The program is based on Dr. Froma Walsh's model of family resilience.  Rather than viewing resilience as an individual trait or characteristic (e.g., hardiness, grit) that some people have and others don't, Walsh argues that resilience is relational - i.e., it is built as family members support each other and reach out to others for resources.  Resilience is a process that unfolds when families encounter major disruptions (e.g., families exposed to the traumas of war, living in communities with factory closings and major layoffs, coping with natural disasters like Hurricane Katrina).  Family members naturally are distressed by such events but resilient families manage to draw/build on their strengths (maybe strengths they didn't know they had until that point), rally, reach out to others for help, and adapt their lives over time.  Walsh's views are similar to those of a number of communication scholars, such as Tamara Afifi and Patrice Buzzanell, who also have conceptualized resilience in terms of how people think, talk, and relate to each other over time.

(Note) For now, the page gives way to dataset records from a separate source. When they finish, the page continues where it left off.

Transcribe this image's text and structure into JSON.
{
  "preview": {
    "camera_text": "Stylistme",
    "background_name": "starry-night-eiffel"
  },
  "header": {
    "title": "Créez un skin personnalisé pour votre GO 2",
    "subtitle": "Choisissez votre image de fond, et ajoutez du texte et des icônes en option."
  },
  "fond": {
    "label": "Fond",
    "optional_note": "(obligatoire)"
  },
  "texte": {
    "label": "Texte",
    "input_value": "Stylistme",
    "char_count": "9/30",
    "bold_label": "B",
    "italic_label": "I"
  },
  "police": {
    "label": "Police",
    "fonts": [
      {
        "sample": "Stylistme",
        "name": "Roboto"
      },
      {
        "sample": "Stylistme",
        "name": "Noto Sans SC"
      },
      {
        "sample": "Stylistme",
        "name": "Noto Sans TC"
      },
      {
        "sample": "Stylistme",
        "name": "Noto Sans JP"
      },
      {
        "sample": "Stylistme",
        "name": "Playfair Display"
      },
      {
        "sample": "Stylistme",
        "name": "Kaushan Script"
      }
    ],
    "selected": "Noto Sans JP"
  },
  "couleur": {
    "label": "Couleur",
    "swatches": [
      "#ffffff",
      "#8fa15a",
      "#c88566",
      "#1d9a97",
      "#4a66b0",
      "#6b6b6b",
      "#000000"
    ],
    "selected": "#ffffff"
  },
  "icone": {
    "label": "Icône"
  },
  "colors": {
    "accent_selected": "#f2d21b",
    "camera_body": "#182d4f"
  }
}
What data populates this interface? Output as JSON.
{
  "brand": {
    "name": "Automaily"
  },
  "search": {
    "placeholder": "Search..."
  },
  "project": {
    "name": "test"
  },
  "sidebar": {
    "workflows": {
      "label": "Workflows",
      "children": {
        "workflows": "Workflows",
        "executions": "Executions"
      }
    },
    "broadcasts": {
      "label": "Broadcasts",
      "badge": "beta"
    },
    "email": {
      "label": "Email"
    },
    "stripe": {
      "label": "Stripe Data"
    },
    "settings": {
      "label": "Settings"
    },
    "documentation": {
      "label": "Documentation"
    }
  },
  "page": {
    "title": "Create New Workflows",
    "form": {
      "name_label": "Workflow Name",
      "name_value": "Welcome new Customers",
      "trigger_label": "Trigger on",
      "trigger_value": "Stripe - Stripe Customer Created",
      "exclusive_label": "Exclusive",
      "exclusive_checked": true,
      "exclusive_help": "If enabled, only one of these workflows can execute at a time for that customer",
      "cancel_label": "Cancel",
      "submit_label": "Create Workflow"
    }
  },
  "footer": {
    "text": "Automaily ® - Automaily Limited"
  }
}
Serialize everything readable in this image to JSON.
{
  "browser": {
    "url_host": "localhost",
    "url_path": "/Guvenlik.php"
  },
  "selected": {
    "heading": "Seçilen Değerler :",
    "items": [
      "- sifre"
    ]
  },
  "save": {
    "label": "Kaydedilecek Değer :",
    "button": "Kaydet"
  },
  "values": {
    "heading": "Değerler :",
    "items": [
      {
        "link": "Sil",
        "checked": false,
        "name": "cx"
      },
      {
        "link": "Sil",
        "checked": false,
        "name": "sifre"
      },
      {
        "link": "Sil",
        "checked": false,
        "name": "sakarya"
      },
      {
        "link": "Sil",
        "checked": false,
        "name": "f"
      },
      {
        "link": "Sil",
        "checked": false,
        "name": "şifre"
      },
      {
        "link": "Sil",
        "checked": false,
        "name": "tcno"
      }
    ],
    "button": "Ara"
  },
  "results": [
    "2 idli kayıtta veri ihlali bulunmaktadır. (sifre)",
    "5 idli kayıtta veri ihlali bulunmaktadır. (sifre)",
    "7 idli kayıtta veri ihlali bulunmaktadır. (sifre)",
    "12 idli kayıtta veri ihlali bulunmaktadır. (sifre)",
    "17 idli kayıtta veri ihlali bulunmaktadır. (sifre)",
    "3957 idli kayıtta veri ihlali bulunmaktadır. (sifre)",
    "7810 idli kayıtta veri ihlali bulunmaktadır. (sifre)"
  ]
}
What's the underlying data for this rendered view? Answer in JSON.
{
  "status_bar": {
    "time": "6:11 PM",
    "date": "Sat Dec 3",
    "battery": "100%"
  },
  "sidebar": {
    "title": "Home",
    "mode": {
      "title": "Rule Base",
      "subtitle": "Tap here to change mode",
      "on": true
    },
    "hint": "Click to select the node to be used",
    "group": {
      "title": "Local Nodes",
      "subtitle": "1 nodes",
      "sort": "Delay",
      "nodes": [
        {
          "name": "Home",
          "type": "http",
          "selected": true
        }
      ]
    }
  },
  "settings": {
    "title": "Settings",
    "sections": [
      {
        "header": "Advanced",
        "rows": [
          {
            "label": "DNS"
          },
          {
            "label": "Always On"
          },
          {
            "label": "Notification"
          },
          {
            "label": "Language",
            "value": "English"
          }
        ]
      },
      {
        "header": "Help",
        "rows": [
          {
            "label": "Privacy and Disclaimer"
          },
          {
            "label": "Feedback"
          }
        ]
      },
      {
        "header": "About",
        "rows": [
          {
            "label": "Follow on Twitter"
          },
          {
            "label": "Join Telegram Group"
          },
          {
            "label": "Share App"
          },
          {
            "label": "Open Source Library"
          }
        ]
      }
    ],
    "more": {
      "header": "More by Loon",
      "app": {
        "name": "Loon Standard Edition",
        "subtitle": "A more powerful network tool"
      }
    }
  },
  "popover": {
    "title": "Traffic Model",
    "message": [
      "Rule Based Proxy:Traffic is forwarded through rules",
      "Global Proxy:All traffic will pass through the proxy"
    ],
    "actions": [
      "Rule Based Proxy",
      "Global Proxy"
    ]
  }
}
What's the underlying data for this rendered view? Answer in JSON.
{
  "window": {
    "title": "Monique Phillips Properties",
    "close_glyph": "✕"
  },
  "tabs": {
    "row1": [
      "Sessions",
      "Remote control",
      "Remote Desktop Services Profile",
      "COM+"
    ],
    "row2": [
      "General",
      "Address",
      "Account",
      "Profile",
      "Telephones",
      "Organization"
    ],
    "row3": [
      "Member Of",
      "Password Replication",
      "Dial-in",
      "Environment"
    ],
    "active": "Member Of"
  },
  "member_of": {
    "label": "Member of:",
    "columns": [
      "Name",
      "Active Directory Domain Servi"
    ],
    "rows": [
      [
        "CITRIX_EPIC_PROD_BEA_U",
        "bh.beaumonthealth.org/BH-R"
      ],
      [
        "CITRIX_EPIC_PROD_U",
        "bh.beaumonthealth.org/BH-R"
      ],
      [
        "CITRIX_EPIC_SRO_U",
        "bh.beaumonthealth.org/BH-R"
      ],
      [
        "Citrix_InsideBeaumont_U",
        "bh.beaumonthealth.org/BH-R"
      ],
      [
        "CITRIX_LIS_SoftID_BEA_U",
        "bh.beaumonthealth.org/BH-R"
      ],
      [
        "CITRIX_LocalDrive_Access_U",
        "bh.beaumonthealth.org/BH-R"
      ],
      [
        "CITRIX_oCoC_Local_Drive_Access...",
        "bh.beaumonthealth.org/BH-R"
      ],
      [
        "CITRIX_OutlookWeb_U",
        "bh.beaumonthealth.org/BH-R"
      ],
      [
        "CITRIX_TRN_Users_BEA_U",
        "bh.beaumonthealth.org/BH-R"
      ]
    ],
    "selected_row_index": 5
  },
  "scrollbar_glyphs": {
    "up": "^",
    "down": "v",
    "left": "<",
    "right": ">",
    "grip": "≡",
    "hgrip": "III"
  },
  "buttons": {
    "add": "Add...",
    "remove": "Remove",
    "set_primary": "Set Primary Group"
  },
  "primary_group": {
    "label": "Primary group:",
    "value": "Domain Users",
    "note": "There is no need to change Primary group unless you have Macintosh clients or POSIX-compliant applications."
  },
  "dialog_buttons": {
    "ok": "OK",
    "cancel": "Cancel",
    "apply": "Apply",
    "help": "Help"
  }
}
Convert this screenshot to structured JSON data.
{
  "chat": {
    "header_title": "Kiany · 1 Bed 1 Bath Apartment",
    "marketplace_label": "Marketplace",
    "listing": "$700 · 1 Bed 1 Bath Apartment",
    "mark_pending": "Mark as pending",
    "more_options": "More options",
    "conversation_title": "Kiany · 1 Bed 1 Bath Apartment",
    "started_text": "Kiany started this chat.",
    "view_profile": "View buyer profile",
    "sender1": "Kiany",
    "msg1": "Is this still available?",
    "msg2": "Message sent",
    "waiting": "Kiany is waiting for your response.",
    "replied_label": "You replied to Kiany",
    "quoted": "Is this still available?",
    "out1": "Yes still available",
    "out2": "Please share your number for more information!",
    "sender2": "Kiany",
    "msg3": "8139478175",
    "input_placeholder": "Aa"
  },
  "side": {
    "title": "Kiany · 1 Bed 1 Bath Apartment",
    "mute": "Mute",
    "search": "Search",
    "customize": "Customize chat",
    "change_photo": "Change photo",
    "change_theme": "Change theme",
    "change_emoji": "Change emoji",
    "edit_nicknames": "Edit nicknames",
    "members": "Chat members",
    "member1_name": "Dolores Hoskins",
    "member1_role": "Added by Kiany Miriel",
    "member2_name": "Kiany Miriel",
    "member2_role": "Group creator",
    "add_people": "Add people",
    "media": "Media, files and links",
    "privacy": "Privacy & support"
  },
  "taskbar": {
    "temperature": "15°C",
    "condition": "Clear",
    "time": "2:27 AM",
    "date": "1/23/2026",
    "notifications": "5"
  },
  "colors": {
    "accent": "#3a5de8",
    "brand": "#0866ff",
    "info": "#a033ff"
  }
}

One of the first things posted on the program's Facebook page is an interview that Professor Shelley MacDermid Wadsworth, Director of Purdue's Military Family Research Institute, did with Dr. Walsh.  During the 15 minute interview, they talk about what led Dr. Walsh to create her model, her own views on what does (and doesn't) count as resilience, and how her views run contrary to some cultural beliefs in the U.S. (which tend to glorify  the "rugged individual" who struggles alone).  Walsh describes ways in which families can create resilience in three areas (roughly, their beliefs/values, their roles/structure, and their ways of communicating).  She also argues that some families - those who have had to face uncertainties and challenges together in their past - maybe be better prepared than others to cope and adapt together during today's COVID-19 pandemic - but that all families have strengths that they can pull and build on during tough times.

As part of the initiative, I'll be interviewing family members - both from military and civilian families - about their family's strengths and how their family has gotten through a particularly tough time together.  Military families are interesting in this regard as they often have learned to live together: (a) in an environment where big changes (e.g., deployment, change of duty station) happen suddenly and affect the entire family, (b) elements of the future are unpredictable, (c) loved ones carry out essential roles that may put them in danger, and (d) members are physically separated for extended periods of time.  Military families may have lessons to teach all of us about how our families can enact resilience during today's events.  I'll post some short clips from those interviews over time.